Venne anzitutto ritrovata, alla fine del XVIII sec., una delle sue opere tarde, la Crocifissione e santi (già nel convento degli Angioli, ora nel refettorio di Sant’Apollonia a Firenze); poi, nel 1847, la serie degli Uomini e donne illustri nella villa Carducci di Legnaia.
Gli affreschi dell’Annunziata riapparvero sotto tele del XVII sec., mentre, liberato dalla calce che lo nascondeva, tornava infine alla luce l’intero ciclo di Sant’Apollonia. Seguirono, all’inizio del XX sec., altre scoperte.
La critica attribuí cosí ad Andrea del Castagno il David di Washington, e riconobbe nell’Assunzione di Berlino-Dahlem la pala perduta di San Miniato fra le Torri. Vennero pure riscoperti gli affreschi di San Tarasio a Venezia, nonché quello della famiglia Pazzi. Restava ancora invisibile, invece, il ritratto equestre di Niccolò da Tolentino nel duomo di Firenze.

È arduo definire il bagaglio culturale di Andrea del Castagno al suo arrivo a Firenze. La Crocifissione e santi di Santa Maria Nuova, prima opera che gli si possa attribuire senza dubbio precede il viaggio a Venezia. Vi si rivela discepolo di Masaccio: sistema solidamente i personaggi nel quadro prospettico e pone in rilievo i contorni con una linea marcata alla maniera di Donatello. Le medesime caratteristiche si riscontrano negli affreschi della cappella di San Tarasio nella chiesa veneziana di San Zaccaria (1442). La presenza di Donatello a Padova e gli affreschi di Andrea del Castagno furono fattori determinanti nello sviluppo della pittura veneziana, ancora segnata dal tardo gotico.
La Crocifissione, la Deposizione e la Resurrezione, che costituiscono la parte superiore degli affreschi nel refettorio di Sant’Apollonia a Firenze, furono senza dubbio le prime opere eseguite al ritorno da Venezia. 

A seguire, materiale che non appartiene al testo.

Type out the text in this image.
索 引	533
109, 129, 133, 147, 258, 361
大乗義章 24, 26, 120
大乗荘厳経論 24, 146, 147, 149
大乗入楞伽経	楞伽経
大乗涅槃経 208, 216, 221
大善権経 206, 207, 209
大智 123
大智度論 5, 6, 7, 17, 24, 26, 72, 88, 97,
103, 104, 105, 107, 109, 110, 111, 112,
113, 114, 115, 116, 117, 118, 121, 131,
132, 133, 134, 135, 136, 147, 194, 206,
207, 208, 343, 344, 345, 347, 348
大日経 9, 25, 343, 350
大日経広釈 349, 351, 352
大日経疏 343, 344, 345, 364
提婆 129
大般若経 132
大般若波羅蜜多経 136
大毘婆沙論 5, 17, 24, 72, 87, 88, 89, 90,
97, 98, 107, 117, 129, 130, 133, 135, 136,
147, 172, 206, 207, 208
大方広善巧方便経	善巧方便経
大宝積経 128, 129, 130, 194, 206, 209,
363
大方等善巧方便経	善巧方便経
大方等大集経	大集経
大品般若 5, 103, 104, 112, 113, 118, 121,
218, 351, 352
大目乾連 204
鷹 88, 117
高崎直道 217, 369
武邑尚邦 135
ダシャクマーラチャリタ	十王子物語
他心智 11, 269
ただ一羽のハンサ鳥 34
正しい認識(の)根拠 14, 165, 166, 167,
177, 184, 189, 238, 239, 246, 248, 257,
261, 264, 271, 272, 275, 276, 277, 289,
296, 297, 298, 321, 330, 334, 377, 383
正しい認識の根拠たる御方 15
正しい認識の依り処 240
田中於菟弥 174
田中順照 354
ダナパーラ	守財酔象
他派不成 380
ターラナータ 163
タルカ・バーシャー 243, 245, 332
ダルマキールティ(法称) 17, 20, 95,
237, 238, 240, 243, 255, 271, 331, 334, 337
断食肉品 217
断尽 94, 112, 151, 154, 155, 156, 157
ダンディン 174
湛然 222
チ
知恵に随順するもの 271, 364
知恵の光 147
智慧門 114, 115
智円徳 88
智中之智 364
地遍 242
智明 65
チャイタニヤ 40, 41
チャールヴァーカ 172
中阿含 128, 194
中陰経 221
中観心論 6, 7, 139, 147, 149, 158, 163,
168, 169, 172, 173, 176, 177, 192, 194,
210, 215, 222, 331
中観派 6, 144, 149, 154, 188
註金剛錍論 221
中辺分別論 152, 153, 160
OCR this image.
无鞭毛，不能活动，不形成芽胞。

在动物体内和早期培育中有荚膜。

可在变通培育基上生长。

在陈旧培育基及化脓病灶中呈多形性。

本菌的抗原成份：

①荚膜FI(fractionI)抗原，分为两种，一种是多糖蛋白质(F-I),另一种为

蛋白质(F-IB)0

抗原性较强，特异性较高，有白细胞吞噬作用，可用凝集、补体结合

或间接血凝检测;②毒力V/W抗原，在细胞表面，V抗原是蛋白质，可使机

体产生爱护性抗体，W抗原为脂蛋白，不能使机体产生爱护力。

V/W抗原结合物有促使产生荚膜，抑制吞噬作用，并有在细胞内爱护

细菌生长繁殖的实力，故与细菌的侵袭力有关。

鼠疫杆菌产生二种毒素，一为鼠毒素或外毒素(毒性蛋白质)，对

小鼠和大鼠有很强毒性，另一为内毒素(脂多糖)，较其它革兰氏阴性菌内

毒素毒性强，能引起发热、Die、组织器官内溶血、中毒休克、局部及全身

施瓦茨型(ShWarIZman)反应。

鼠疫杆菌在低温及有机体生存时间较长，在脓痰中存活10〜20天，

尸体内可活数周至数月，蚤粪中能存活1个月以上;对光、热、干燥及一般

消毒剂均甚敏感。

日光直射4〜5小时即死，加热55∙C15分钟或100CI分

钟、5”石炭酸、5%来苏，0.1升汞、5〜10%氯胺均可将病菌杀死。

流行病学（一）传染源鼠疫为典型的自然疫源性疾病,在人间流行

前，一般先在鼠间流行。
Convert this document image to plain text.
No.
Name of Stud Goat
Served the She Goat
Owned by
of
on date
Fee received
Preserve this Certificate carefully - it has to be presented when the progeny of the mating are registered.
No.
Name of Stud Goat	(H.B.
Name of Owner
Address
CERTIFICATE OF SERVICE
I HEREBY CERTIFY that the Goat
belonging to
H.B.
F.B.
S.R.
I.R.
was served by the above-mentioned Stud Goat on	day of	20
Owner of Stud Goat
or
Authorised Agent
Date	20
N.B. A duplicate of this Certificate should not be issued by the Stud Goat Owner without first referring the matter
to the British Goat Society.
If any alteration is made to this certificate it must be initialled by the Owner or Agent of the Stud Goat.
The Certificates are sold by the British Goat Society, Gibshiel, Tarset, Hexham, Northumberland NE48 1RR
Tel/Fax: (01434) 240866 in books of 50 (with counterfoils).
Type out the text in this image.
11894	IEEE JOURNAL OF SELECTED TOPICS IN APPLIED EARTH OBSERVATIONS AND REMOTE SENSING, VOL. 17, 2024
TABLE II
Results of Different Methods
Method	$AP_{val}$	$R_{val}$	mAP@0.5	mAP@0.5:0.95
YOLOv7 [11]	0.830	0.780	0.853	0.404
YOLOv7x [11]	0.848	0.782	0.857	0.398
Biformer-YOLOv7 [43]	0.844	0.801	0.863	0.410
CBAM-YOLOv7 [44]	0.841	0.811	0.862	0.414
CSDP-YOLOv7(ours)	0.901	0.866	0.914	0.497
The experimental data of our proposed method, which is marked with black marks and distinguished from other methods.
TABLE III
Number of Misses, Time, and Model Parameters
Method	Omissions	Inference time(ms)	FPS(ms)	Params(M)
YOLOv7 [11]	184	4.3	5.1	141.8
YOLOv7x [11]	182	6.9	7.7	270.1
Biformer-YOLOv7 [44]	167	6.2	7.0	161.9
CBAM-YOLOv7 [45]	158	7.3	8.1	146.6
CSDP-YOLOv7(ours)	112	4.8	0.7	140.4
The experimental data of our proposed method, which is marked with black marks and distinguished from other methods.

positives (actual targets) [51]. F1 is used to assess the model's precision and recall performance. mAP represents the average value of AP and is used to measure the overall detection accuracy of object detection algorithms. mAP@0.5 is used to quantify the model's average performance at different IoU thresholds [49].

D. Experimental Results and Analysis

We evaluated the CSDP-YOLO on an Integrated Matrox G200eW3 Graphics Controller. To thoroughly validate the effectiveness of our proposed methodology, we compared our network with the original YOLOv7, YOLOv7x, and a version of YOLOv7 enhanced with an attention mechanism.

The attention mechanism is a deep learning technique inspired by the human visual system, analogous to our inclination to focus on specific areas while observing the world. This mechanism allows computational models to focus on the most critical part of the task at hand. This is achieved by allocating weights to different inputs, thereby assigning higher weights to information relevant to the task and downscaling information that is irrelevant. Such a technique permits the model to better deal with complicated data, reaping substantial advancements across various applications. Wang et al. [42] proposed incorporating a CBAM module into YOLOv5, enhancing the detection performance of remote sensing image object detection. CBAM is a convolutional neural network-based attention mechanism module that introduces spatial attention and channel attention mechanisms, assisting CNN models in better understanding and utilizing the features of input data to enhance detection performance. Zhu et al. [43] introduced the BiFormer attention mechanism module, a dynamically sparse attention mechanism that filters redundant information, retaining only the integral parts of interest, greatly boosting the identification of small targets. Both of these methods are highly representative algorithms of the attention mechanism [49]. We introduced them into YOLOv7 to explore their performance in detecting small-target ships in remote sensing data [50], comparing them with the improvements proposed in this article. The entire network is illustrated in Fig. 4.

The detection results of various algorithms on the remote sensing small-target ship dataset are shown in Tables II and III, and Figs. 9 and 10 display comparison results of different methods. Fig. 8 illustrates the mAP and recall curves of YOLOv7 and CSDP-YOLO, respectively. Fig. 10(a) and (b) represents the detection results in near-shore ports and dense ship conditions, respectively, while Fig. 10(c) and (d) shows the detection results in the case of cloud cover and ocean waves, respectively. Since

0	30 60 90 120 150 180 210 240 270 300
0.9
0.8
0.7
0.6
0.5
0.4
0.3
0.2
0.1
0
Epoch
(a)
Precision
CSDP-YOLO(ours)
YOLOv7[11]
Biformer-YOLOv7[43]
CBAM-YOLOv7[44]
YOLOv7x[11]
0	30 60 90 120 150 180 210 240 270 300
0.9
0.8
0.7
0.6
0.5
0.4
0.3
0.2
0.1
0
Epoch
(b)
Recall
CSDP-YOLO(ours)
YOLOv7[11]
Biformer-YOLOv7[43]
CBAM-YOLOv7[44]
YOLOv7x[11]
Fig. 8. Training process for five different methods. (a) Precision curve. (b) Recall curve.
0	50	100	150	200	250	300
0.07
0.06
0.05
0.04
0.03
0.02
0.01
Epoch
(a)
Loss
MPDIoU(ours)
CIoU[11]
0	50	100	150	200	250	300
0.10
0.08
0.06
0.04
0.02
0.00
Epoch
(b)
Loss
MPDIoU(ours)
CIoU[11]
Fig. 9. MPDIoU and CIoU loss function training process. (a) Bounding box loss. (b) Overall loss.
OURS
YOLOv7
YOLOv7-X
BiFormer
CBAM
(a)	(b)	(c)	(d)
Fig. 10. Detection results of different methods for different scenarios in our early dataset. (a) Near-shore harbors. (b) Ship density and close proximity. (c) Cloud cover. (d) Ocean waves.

Nella grande Cena, dipinta nel refettorio di Sant’Apollonia e certamente un poco piú tarda, i personaggi, «gagliardi» e gravi, presentano già quel colore «duro e crudo» di cui parlava Vasari. Quest’opera è caratterizzata dall’impiego di una prospettiva rigorosa, sottolineata dal rapporto bianconero del soffitto e del pavimento e dai riflessi marmorizzati della parete sul piano di fondo, trattata a colori scuri.
Attraverso il Pollaiolo e il Verrocchio, tale tendenza sfocerà nelle ricerche anatomiche di Leonardo e nel culto della bellezza virile di Michelangelo.